VLERange: a range in between BidirectionalRange and RandomAccessRange

Fri Jan 14 15:02:32 PST 2011

Andrei Alexandrescu Wrote:

> That's a strong indicator, but we shouldn't get ahead of ourselves.
> 
> D took a certain risk by defaulting to Unicode at a time where the 
> dominant extant systems languages left the decision to more or less 
> exotic libraries, Java used UTF16 de jure but UCS2 de facto, and other 
> languages were just starting to adopt Unicode.
> 
> I think that risk was justified because the relative loss in speed was 
> often acceptable and the gains were there. Even so, there are people in 
> this who protest against the loss in efficiency and argue that life is 
> harder for ASCII users.
> 
> Switching to variable-length representation of graphemes as bundles of 
> dchars and committing to that through and through will bring with it a 
> larger hit in efficiency and an increased difficulty in usage. I agree 
> that at a level that's the "right" thing to do, but I don't have yet the 
> feeling that combining characters are a widely-adopted winner. For the 
> most part, fonts don't support combining characters, and as a font 
> dilettante I can tell that putting arbitrary sets of diacritics on top 
> of characters is not what one should be doing as it'll look terrible. 
> Unicode is begrudgingly acknowledging combining characters. Only a 
> handful of libraries deal with them. I don't know how many applications 
> need or care for them, versus how many applications do fine with 
> precombined characters. I have trouble getting combining characters to 
> combine on this machine in any of the applications I use - and this is a 
> Mac.
> 
> 
> Andrei

Combining marks do need to be supported.
Some languages use combining marks extensively (see my other post) and of course font for those languages exist and they do support this. Mac doesn't support all languages so I'm unsure if it's the best example out there. 
here's an example of the Hebrew bible: 
http://www.scripture4all.org/OnlineInterlinear/Hebrew_Index.htm

Just look at the any of the PDFs there to see how Hebrew looks like with all sorts of different marks. 
In the same vain I could have found a Japanese text with ruby (where a Kanji letter has on top of it Hiragana text that tells you how to read it)

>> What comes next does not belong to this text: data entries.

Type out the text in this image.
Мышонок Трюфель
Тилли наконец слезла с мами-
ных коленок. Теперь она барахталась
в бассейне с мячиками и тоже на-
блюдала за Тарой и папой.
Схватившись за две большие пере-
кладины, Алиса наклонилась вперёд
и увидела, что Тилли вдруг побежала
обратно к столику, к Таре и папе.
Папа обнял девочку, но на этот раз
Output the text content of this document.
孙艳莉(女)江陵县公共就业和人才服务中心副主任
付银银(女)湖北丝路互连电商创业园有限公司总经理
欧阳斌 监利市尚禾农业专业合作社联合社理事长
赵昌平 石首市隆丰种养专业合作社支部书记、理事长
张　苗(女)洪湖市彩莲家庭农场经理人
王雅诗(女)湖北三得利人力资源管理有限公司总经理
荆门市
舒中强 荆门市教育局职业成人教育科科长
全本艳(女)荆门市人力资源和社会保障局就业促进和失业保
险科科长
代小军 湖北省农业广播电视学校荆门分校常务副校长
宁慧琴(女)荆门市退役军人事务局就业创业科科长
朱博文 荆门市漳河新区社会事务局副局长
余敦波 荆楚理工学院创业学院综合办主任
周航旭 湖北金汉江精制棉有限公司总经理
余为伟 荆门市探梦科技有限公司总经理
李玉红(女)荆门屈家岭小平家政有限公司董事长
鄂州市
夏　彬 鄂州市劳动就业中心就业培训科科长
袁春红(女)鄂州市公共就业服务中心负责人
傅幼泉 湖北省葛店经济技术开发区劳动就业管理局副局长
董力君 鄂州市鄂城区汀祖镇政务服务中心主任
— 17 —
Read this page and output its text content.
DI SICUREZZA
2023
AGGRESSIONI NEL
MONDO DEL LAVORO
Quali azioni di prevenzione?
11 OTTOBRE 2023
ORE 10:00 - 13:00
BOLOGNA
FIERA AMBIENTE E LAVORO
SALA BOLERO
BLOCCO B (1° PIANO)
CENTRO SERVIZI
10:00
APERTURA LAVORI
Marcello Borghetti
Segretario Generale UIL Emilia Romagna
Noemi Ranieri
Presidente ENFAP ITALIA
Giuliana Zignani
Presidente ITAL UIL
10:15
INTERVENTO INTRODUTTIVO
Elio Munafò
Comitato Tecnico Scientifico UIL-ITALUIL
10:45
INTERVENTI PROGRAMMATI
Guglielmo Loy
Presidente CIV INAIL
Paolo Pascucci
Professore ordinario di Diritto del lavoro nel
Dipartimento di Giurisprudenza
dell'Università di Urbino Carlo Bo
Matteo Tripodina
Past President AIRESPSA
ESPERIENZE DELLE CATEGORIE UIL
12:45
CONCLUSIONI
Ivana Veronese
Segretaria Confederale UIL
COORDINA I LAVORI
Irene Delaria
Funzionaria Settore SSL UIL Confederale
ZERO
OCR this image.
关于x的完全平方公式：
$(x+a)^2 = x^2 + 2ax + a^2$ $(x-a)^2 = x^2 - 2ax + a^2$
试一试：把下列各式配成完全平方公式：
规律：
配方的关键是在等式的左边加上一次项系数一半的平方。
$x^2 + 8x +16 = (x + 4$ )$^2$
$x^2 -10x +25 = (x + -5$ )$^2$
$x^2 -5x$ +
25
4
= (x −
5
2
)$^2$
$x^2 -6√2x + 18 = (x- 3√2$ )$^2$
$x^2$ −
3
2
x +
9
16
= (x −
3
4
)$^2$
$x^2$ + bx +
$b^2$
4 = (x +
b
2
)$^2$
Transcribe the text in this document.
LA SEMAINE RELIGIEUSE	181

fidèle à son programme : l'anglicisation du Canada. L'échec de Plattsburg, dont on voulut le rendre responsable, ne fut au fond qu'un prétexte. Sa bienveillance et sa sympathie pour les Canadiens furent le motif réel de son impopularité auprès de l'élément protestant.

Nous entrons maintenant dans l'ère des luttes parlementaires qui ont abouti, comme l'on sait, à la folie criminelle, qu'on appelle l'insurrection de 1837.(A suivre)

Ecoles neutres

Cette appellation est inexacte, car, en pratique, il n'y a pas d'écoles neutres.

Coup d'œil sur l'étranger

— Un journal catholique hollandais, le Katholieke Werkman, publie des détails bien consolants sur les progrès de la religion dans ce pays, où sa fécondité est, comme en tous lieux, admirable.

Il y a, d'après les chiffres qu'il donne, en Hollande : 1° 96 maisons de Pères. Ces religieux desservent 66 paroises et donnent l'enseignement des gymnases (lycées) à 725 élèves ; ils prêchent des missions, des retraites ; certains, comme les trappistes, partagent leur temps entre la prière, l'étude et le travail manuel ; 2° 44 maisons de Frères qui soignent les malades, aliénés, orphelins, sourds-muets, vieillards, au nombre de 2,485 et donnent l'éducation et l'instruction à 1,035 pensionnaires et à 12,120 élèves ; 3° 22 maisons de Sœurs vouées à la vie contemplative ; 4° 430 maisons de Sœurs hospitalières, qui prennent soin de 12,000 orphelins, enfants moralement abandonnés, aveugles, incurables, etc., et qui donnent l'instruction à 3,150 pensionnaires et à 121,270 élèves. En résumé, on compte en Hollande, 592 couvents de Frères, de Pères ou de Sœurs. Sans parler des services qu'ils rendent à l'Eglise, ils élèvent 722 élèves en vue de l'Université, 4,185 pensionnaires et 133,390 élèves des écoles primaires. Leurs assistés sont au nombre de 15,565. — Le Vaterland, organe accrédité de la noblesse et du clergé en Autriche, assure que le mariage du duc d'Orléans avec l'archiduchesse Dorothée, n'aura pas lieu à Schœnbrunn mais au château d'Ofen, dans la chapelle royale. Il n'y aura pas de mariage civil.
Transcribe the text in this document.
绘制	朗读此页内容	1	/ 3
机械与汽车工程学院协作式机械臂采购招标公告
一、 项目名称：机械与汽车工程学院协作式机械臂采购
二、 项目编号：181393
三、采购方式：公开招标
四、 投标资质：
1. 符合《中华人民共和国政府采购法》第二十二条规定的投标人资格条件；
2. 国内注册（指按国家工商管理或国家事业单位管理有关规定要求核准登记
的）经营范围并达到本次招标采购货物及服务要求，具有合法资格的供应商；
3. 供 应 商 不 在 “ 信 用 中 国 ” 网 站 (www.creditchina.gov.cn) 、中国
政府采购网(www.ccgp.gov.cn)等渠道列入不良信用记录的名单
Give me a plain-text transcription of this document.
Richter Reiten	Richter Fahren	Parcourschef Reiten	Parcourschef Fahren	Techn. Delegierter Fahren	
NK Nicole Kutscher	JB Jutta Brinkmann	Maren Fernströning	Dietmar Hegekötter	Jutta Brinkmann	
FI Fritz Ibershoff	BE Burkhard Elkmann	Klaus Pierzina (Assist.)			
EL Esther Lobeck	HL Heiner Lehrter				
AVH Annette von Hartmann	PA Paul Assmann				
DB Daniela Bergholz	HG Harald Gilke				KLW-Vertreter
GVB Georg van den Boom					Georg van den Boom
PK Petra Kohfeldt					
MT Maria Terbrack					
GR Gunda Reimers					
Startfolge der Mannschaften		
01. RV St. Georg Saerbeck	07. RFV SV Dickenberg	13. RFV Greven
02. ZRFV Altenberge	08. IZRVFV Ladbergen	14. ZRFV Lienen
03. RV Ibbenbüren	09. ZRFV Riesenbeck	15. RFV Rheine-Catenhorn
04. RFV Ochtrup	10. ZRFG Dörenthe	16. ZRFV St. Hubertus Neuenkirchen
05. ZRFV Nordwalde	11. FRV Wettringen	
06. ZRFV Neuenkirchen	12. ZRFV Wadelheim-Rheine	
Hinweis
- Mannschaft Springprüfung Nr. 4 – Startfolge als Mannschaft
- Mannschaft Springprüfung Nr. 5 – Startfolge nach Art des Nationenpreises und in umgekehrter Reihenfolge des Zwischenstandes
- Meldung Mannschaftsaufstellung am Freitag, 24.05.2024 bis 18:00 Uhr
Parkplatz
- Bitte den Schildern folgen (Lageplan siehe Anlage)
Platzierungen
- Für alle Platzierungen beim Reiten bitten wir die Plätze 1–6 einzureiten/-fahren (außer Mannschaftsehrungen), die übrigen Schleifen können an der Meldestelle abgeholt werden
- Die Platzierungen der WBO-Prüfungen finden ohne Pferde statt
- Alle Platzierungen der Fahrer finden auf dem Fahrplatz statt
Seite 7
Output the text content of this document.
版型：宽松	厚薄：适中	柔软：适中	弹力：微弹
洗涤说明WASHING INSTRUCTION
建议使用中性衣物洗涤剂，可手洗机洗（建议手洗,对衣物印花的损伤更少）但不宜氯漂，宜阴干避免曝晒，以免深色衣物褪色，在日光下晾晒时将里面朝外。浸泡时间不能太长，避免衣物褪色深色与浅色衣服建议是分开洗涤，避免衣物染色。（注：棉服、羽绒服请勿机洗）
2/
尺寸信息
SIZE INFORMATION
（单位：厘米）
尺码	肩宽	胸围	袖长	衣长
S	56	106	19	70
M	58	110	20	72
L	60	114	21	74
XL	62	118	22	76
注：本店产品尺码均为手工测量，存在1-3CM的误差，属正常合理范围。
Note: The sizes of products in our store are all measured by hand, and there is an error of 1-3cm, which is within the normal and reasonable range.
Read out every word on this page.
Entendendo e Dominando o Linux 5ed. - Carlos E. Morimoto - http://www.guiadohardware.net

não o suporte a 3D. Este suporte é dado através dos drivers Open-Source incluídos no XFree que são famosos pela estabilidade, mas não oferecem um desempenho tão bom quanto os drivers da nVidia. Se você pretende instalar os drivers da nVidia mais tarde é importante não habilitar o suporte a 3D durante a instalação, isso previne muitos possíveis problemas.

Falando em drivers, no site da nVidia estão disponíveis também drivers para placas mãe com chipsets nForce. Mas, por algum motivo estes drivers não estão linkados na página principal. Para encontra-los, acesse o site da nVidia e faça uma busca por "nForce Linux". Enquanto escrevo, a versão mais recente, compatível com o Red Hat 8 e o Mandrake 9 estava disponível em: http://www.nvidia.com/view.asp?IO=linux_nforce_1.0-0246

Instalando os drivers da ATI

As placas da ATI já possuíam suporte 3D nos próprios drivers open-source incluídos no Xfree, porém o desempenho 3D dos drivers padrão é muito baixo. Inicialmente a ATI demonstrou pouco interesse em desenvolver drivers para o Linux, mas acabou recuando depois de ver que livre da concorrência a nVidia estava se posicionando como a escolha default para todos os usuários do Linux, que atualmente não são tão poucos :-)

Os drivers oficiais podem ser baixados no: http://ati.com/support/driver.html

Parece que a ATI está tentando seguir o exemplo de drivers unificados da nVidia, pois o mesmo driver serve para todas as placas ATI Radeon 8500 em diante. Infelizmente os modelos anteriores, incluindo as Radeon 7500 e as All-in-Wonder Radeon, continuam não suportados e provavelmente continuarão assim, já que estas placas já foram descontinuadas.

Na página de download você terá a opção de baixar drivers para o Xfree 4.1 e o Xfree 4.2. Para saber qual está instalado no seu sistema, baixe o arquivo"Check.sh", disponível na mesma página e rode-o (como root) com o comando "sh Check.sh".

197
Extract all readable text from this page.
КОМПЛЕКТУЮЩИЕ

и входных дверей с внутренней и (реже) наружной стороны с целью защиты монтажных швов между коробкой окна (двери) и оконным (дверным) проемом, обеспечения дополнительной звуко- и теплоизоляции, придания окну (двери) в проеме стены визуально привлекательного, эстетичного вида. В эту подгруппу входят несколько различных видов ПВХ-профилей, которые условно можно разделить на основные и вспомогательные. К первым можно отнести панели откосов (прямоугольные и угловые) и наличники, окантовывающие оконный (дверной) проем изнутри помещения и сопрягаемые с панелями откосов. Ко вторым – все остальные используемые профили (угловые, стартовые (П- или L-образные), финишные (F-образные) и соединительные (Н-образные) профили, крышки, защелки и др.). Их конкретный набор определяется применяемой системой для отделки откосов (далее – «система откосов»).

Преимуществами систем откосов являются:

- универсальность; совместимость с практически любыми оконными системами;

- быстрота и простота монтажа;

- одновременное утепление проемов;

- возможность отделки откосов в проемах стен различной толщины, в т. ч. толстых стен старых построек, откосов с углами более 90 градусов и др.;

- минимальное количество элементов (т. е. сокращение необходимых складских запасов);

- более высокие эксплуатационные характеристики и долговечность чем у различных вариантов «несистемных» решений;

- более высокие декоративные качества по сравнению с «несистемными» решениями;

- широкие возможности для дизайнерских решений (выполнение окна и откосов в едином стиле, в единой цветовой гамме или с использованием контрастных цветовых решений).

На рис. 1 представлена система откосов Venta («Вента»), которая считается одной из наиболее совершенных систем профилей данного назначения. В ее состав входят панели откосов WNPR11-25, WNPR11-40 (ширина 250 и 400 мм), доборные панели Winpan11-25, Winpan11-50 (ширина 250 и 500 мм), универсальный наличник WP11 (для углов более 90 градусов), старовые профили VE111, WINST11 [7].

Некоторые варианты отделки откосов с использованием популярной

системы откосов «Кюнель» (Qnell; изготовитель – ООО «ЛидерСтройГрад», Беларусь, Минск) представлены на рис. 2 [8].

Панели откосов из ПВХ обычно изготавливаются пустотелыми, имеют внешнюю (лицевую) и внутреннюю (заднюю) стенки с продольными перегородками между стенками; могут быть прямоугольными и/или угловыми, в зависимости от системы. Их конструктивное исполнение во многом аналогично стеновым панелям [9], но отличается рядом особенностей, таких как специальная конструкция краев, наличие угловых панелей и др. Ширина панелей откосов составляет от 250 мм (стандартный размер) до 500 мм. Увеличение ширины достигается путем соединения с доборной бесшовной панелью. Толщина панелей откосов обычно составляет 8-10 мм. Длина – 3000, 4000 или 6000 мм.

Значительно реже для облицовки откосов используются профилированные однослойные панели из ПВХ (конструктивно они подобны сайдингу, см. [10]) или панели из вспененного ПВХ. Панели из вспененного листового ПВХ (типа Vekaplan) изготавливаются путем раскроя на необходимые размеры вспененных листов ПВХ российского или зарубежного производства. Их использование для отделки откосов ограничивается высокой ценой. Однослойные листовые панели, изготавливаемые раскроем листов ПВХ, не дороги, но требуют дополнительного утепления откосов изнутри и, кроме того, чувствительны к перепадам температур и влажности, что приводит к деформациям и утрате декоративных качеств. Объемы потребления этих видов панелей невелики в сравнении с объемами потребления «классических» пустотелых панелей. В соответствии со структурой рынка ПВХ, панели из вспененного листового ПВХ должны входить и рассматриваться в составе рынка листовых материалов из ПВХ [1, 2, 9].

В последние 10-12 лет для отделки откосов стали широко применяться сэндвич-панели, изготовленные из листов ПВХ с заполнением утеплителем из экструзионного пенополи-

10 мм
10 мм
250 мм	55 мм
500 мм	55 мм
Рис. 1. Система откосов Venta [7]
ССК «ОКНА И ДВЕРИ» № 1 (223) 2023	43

Using a dchar as a string element instead of a proper grapheme will make it really hard to work with texts in such languages. 

Regarding efficiency concerns for ASCII users - there's no rule that forces us to have a single string type,  just look for comparison at how many integral types D has. I believe that the correct thing is to have a 'universal string' type be the default (just like int is for integral types) and provide additional types for other commonly useful encodings such as ASCII.

A geneticist for instance should use a 'DNA' type that encodes the four DNA letters instead of an ASCII string or even worse, a universal (Unicode) string.